Die Feststellungen betreffend die privaten und familiären Verhältnisse und die persönlichen Lebensumstände des BF beruhen auf dem Umstand, dass der bisherige private und familiäre Lebensmittelpunkt des BF nach eigenen Angaben in Albanien gelegen ist und vom BF weder vor der belangten Behörde noch in der Beschwerde gegenteilige Angaben getätigt wurden.

Die Feststellung zu seiner finanziellen Situation ergibt sich aus dem Antrag vom 03.03.2020, die der BF selbst über seine Rechtsvertretung eingebracht hat.

Der Feststellung betreffend die Zulässigkeit der Abschiebung gemäß § 46 FPG in den Herkunftsstaat beruht darauf, dass der BF weder vor der belangten Behörde noch in der Beschwerde konkrete Angaben dahingehend getätigt hat, denen zufolge eine rechtliche oder tatsächliche Unmöglichkeit der Abschiebung anzunehmen gewesen wäre.
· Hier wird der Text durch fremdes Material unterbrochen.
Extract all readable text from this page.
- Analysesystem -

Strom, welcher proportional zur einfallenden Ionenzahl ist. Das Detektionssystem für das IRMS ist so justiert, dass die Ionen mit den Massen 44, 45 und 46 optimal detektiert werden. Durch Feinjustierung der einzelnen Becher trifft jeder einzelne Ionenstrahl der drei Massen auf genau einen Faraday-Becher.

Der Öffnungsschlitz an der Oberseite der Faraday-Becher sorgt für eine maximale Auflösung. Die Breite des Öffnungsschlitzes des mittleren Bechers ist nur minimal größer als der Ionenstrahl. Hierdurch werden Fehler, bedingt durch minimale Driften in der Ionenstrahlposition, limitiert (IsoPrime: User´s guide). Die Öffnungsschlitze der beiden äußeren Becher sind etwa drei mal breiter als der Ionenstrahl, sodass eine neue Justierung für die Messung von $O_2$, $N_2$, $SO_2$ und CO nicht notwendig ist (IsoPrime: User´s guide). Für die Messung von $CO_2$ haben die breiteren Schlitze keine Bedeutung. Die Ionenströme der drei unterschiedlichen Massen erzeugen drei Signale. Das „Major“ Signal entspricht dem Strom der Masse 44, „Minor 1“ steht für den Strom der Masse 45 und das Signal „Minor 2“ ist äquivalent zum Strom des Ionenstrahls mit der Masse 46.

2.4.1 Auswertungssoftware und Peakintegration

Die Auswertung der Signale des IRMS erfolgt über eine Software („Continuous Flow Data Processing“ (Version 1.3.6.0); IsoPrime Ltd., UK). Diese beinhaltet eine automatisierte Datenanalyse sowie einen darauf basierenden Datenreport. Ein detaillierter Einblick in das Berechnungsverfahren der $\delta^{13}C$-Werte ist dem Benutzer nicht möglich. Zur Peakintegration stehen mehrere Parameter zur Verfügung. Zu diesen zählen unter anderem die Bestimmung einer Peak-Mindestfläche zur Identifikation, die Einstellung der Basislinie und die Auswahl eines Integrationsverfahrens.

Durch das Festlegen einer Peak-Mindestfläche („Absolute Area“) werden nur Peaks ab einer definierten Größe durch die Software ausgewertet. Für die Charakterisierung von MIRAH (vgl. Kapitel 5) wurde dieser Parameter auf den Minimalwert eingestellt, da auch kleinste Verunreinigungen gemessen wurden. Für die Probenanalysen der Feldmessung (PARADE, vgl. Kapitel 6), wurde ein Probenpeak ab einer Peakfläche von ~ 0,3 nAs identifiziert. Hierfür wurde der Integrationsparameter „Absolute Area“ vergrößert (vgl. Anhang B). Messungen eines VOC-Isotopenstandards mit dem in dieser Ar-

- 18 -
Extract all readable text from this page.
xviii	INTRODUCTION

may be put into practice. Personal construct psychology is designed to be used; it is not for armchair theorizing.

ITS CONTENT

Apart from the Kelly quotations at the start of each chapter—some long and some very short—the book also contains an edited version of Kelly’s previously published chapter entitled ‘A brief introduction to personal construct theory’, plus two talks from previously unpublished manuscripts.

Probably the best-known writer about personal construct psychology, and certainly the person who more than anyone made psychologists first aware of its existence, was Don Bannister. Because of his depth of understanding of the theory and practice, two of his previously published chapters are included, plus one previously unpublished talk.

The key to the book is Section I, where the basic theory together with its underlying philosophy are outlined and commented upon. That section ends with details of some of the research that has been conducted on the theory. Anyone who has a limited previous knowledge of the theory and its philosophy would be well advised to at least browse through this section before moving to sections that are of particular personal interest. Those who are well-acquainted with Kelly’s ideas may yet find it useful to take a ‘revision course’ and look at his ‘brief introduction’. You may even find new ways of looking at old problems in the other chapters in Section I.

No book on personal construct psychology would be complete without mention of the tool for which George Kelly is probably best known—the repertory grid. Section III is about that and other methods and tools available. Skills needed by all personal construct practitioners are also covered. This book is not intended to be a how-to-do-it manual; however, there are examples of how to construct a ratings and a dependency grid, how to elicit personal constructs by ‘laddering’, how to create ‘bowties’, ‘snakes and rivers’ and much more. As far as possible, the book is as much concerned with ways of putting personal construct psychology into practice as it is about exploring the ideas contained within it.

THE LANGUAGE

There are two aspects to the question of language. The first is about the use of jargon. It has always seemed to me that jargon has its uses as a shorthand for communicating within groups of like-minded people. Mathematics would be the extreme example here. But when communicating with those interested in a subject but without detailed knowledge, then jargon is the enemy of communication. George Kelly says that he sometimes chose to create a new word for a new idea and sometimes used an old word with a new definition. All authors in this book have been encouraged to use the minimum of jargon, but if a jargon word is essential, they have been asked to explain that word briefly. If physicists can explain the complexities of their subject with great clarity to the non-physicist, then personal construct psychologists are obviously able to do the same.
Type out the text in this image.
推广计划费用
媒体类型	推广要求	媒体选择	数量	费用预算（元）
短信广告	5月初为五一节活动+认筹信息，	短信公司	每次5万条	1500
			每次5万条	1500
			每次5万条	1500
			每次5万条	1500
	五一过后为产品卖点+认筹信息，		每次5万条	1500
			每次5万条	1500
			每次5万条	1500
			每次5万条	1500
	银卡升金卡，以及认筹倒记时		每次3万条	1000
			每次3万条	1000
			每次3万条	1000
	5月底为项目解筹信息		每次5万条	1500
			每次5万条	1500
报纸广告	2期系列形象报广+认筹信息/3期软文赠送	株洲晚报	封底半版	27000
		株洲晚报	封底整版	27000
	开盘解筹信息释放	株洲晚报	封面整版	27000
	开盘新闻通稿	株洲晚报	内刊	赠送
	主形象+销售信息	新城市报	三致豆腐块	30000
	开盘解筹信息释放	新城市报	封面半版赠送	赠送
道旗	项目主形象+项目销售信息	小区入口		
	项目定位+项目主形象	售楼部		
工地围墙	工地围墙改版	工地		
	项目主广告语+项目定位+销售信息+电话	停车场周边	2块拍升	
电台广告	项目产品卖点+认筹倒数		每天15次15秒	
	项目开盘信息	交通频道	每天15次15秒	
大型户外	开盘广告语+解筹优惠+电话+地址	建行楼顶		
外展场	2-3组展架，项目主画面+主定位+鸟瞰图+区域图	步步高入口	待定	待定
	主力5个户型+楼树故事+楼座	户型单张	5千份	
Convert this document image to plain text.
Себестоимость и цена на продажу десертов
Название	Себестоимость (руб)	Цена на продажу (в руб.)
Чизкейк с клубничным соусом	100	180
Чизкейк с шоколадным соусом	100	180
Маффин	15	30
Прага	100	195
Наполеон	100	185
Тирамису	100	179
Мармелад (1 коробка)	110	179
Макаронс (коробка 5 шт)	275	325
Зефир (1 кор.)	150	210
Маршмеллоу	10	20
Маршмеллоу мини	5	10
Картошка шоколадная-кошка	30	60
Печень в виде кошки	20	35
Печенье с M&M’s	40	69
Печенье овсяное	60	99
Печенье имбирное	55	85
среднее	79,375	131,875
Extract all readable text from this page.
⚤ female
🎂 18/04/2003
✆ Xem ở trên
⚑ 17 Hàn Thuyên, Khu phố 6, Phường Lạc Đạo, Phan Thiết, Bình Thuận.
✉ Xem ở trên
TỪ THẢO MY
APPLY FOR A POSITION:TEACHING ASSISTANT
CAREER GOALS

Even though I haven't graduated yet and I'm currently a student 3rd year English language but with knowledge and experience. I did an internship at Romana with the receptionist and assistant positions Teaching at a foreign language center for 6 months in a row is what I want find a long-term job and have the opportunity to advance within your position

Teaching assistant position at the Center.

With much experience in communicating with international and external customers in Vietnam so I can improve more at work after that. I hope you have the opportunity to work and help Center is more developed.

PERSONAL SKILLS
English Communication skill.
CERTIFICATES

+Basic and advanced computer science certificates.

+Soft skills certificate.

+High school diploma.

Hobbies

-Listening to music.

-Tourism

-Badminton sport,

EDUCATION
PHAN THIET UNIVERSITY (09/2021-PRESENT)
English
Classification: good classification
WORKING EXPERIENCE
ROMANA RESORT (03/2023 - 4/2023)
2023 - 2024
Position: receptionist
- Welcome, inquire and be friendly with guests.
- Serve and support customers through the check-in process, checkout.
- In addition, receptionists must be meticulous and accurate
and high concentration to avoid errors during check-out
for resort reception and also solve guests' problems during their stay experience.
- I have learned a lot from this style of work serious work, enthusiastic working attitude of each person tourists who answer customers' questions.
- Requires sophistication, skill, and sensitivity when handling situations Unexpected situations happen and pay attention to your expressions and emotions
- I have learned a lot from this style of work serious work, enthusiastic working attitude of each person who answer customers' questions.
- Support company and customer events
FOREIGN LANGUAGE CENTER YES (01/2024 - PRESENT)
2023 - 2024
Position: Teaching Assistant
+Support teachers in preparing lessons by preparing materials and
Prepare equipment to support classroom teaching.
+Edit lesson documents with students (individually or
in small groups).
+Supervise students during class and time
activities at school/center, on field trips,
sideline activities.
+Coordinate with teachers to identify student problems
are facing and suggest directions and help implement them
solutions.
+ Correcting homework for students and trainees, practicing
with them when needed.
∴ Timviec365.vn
Auch sonst sind keine Anhaltspunkte dahingehend hervorgekommen, dass die Abschiebung nach Albanien gemäß § 46 aus vom BF zu vertretenden Gründen nicht möglich wäre (§ 52 Abs 9 FPG).

3. Rechtliche Beurteilung:

Zu A) Abweisung der Beschwerde

3.1. Zum Einreiseverbot (Spruchpunkt VI. des angefochtenen Bescheides):

§ 53 FPG lautet auszugsweise:

"Einreiseverbot

§ 53. (1) Mit einer Rückkehrentscheidung kann vom Bundesamt mit Bescheid ein Einreiseverbot erlassen werden. Das Einreiseverbot ist die Anweisung an den Drittstaatsangehörigen, für einen festgelegten Zeitraum nicht in das Hoheitsgebiet der Mitgliedstaaten einzureisen und sich dort nicht aufzuhalten.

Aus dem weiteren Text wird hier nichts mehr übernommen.